The Maharal works with a similar three, however to him they represent two different things. In terms of excess of longing for each world in which we live:

  • Qin’ah jealousy is wanting more than our place, not just walking the path to shmayim.
  • Ta’avah — too much longing for the pleasures of this world: food, sex, another hour’s sleep, etc…
  • Kavod — too much interest in the self yields egotism

In terms of deficiencies to how we relate those we encounter in each world:

  • Idolatry – the obvious antithesis of serving Hashem
  • Murder – the obvious antithesis of being kind to the other people we encounter in this world.
  • Sexual immoralityhere it’s not being described as too much desire for this world, but too little interest in refining oneself, the ultimate goal of Torah and the universe between our ears. After all, when looking at our actions’ impacts on others, the only ones harmed by consentual sex is the participants themselves.

(I must confess I find the Maharal’s model harder to understand how they fit than the other two.)

Last, the Maharsha’s three middos ra’os are those of Bil’am:

  • Ruach gavoha / gasas ruach — ego and ruling over others. This seems pretty similar to the Gr”a’s understanding of “ga’avah“, in particular “ga’on“, even down to terms each use.
  • Ayin hara — looking and chasing after things that aren’t theirs. Again, sounds much like ta’avah as described by the Gaon.
  • Nefesh rechavah – the pursuit of wealth, what the Gaon called chemdah.

It is important to note how all consider the basic human condition to come in threes, even if they don’t agree what the three are. The same is true of Freud’s Id-Ego-Super Ego, Adler’s Child-Adult-Parent, etc… Why?

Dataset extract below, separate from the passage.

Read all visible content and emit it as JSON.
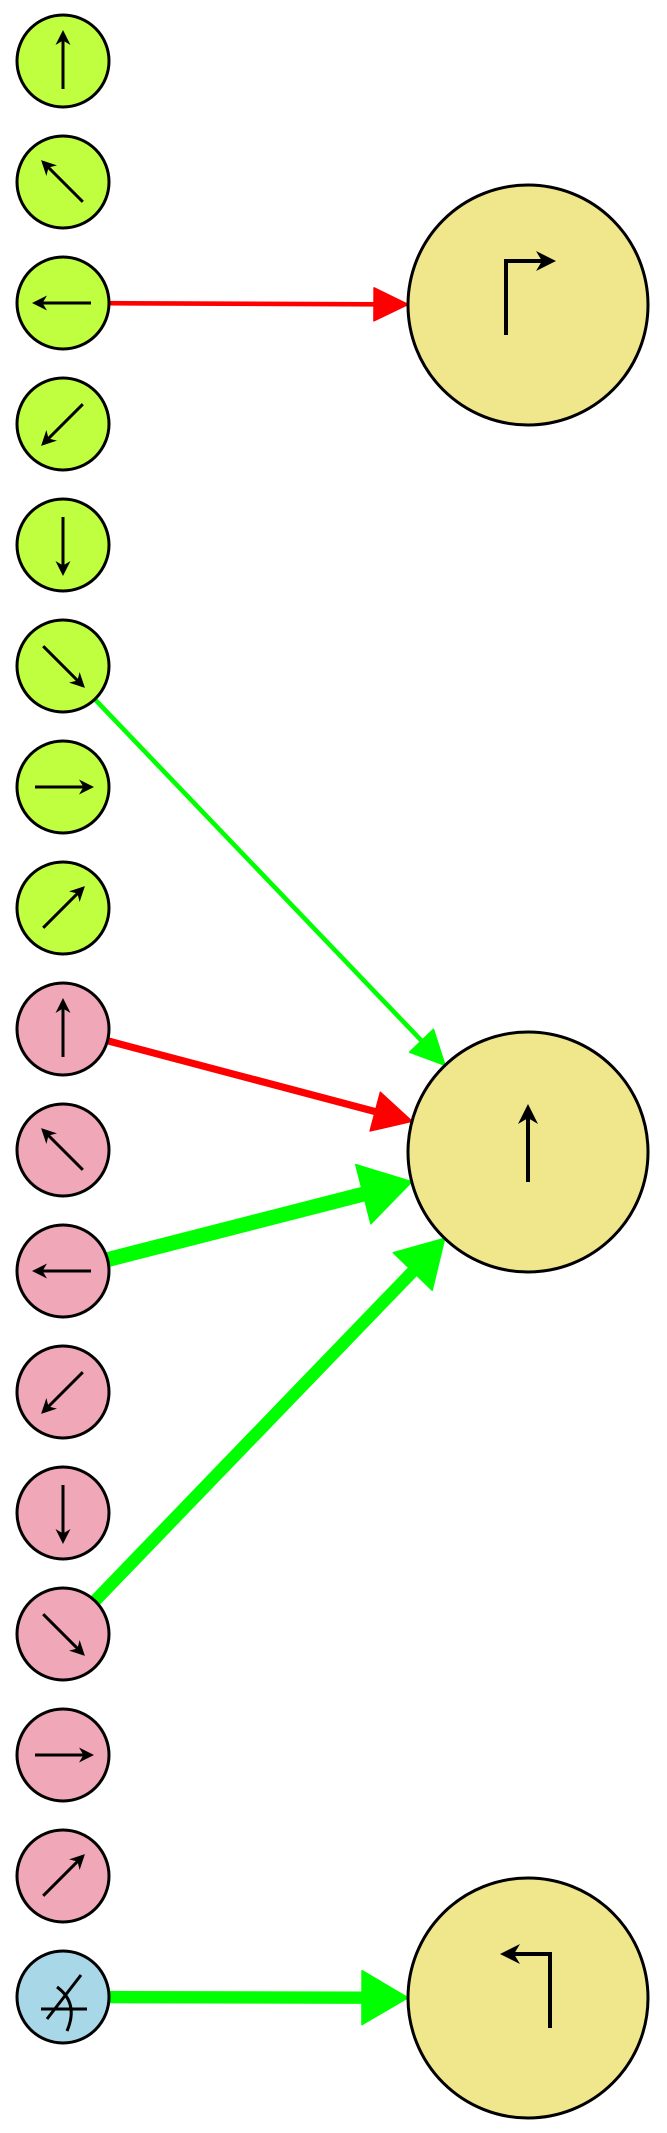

When the alarm goes off, a person is conflicted. We can group his calls into two. One side realizes he has important things to accomplish that day, he has to get to shul, not be too late to his job, etc… The other just wants to hit the snooze button and get more sleep. Or, in choosing whether or not to sin, the yeitzer hatov says one thing, the yeitzer hara is recommending another. A movie or television show has a person making a decision, and they have a little image of him dressed as an angel on one shoulder, and another dressed as a devil on the other.

But you notice in those pictures, there are always three images of the person — the two angels, and the person himself. When I hear opposing callings from each yeitzer, or my body wants one thing and my sense of duty says another, there is always an “I” doing the hearing who has to decide between them. In the courtroom of my mind, there is a lawyer arguing each side, and a judge.

Decision making inherently conjures up three entities. And being a person is all about freedom of will.

In future posts I’ll have much more to say about this tripartite nature of man. In fact, it’s surprising I haven’t gone very far on this topic before now.